Ao redor do mundo, as línguas assumem uma estonteante variedade de formas — a tal ponto que isso mantém um longo debate sobre se todas as línguas podem ter alguma propriedade em comum. Agora, de acordo com um paper publicado na edição dessa semana da PNAS, há um novo candidato ao fugidio título de “universal linguístico”. Todas as línguas, segundo os autores, se organizam de tal modo que conceitos relacionados ficam tão próximos quanto possível dentro de uma frase, facilitando a compreensão da noção geral que expressam.

Universais linguísticos são importantes porque lançam luz em questões fundamentais sobre a cognição humana. O mais famoso proponente da ideia de universais linguísticos é Noam Chomsky, que sugeriu uma “gramática universal”, a qual seria a base de todas as línguas. Encontrar a propriedade que ocorre em cada uma de todas as línguas seria uma indicação de que algum elemento da linguagem é geneticamente pré-determinado e talvez que exista uma arquitetura cerebral especificamente dedicada à linguagem.

Entretanto, como argumentam outros pesquisadores [em pdf], são pouquíssimos os candidatos a um verdadeiro universal linguístico. Eles afirmam que há uma enorme variedade em cada nível possível de estrutura linguística, incluindo os próprios sons que fazemos com nossas cordas vocais (ou os sinais das línguas de sinais).

Eles reconhecem a existência de tendências espalhadas através das línguas, mas argumentam que esses padrões são apenas um sinal de que as línguas encontram soluções comuns para problemas comuns. Se não encontrarmos um verdadeiro universal, fica difícil manter a hipótese de que a linguagem é um pacote cognitivo específico em vez de ser um resultado genérico das notáveis capacidades do cérebro humano.

Sistemas Auto-organizantes

Muito tem sido escrito sobre essa tendência das línguas de colocar as palavras com íntima relação sintática tão próximas quanto o possível. No Departamento do Cérebro e das Ciências Cognitivas do MIT, Richard Futrell, Kyle Mahowald e Edward Gibson estavam interessados em saber se todas as línguas usam esta técnica para facilitar o entendimento das sentenças.

A ideia é que amontoar conceitos relacionados alivia a memória de trabalho. Por exemplo, adjetivos (como “old”/”velha”) se ligam aos substantivos que modificam (“lady”/”senhora”). Assim, é mais fácil entender todo o conceito de “velha senhora” se as palavras aparecem juntas numa frase.

Você pode observar esse efeito decidindo qual dessas duas sentenças é mais fácil de entender: “John threw out the old trash sitting in the kitchen” [João jogou fora o lixo velho sentado na cozinha] ou “John threw the old trash sitting in the kitchen out” [João jogou o lixo velho sentado na cozinha fora]. Para muitos falantes de inglês [ou português], a segunda sentença vai soar estranha – nós estamos inclinados a manter as palavras “jogar” e “fora” tão juntas como possível. Esse processo que limita a distância entre palavras relacionadas é conhecido como minimização do comprimento de dependência [dependency length minimisation] ou DLM.
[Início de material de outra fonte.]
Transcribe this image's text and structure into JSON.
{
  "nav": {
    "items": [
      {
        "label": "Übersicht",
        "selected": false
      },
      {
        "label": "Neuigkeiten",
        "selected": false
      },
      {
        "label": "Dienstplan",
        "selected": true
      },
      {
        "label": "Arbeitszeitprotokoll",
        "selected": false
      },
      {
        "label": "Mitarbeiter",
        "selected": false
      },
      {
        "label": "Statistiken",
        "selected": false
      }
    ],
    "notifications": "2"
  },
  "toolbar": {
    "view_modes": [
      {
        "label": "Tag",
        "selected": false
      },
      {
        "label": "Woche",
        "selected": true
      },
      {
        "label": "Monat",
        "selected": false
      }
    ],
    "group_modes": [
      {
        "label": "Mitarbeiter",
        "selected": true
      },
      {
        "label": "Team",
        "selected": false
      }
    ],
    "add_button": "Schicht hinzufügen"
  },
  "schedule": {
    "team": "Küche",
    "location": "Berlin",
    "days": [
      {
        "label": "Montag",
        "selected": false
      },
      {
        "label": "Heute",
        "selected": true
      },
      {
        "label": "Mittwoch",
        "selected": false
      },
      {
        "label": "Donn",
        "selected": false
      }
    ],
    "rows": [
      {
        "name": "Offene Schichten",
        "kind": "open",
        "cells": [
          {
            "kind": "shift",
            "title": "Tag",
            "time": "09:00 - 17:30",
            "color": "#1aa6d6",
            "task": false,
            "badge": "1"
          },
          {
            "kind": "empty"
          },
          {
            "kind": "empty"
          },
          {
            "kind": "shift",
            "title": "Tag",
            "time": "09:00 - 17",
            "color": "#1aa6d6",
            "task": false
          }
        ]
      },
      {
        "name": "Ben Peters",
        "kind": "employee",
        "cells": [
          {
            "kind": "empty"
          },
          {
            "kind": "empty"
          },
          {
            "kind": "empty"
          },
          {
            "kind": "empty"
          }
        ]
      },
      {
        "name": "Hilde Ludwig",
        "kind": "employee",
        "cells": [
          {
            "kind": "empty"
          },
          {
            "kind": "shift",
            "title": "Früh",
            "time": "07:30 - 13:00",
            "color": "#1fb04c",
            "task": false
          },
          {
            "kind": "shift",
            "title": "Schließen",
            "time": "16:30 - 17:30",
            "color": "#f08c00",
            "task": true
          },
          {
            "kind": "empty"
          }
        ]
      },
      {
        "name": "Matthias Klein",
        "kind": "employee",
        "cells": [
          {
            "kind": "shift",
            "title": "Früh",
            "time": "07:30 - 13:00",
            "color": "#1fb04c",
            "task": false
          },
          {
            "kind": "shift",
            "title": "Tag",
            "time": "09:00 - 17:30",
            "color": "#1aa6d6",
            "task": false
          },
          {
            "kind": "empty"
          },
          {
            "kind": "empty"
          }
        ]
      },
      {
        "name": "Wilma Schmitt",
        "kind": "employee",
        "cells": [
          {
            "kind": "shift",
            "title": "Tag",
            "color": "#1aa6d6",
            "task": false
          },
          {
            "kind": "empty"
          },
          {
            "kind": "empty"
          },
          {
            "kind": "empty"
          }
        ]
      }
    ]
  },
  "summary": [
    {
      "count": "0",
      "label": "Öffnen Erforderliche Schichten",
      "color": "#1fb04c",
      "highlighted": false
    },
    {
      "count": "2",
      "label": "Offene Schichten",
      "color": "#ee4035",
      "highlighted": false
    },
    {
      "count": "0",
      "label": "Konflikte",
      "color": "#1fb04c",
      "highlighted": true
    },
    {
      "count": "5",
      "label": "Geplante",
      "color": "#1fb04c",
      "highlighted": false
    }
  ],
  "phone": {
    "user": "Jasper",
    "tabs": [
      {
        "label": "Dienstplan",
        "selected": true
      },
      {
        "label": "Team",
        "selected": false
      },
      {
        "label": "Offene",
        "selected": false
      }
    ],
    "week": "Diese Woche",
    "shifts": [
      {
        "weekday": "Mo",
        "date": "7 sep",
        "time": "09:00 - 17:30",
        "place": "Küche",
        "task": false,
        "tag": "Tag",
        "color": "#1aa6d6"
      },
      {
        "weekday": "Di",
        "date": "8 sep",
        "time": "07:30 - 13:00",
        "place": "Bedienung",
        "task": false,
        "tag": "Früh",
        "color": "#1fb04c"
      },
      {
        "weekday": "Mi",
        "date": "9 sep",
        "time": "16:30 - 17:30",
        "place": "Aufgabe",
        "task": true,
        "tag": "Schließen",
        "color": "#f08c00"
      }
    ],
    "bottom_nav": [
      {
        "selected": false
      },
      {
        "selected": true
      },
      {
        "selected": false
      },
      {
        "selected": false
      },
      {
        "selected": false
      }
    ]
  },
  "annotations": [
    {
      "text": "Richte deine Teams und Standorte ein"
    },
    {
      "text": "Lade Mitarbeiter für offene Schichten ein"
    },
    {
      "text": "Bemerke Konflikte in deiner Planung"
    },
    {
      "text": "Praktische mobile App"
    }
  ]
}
As línguas desenvolvem gramáticas que forçam os falantes a empacotar os conceitos, facilitado o acompanhamento e compreensão das frases? Ou, quando olhamos para toda a variedade de línguas, percebemos que nem todas seguem esse padrão?

Em vez de escrever as próprias frases, os cientistas do MIT queriam observar a linguagem tal como é realmente usada. Para isso, eles reuniram bancos de dados com exemplos linguísticos de 37 idiomas diferentes. Cada sentença no banco de dados recebeu um índice de acordo com o grau de DLM que apresentava: frases onde as palavras conceitualmente relacionadas ficavam longe tinham índices maiores; frases nas quais as palavras relacionadas ficavam sentadas juntinhas receberam índices mais baixos.

Em seguida, os pesquisadores compararam esses índices a um baseline. Eles tomaram as palavras em cada sentença e as embaralharam até que as palavras correlatas tivessem distâncias aleatórias entre si. Se a DLM não tivesse um papel no desenvolvimento de gramáticas, nós deveríamos ver padrões aleatórios como esses nas línguas. Palavras correlacionadas funcionariam com qualquer distância entre si. Por outro lado, se a DLM é importante, então os índices das sentenças reais seriam bem menores que os das frases embaralhadas.

Eles encontraram o que era esperado: “Todas as línguas têm uma média de comprimentos de dependência menores que a baseline aleatória”, segundo o paper. Isso é especialmente verdadeiro para sentenças mais longas, o que faz sentido – perto dos exemplos supracitados, não há tanta diferença entre “João jogou fora o lixo” e “João jogou o lixo fora”.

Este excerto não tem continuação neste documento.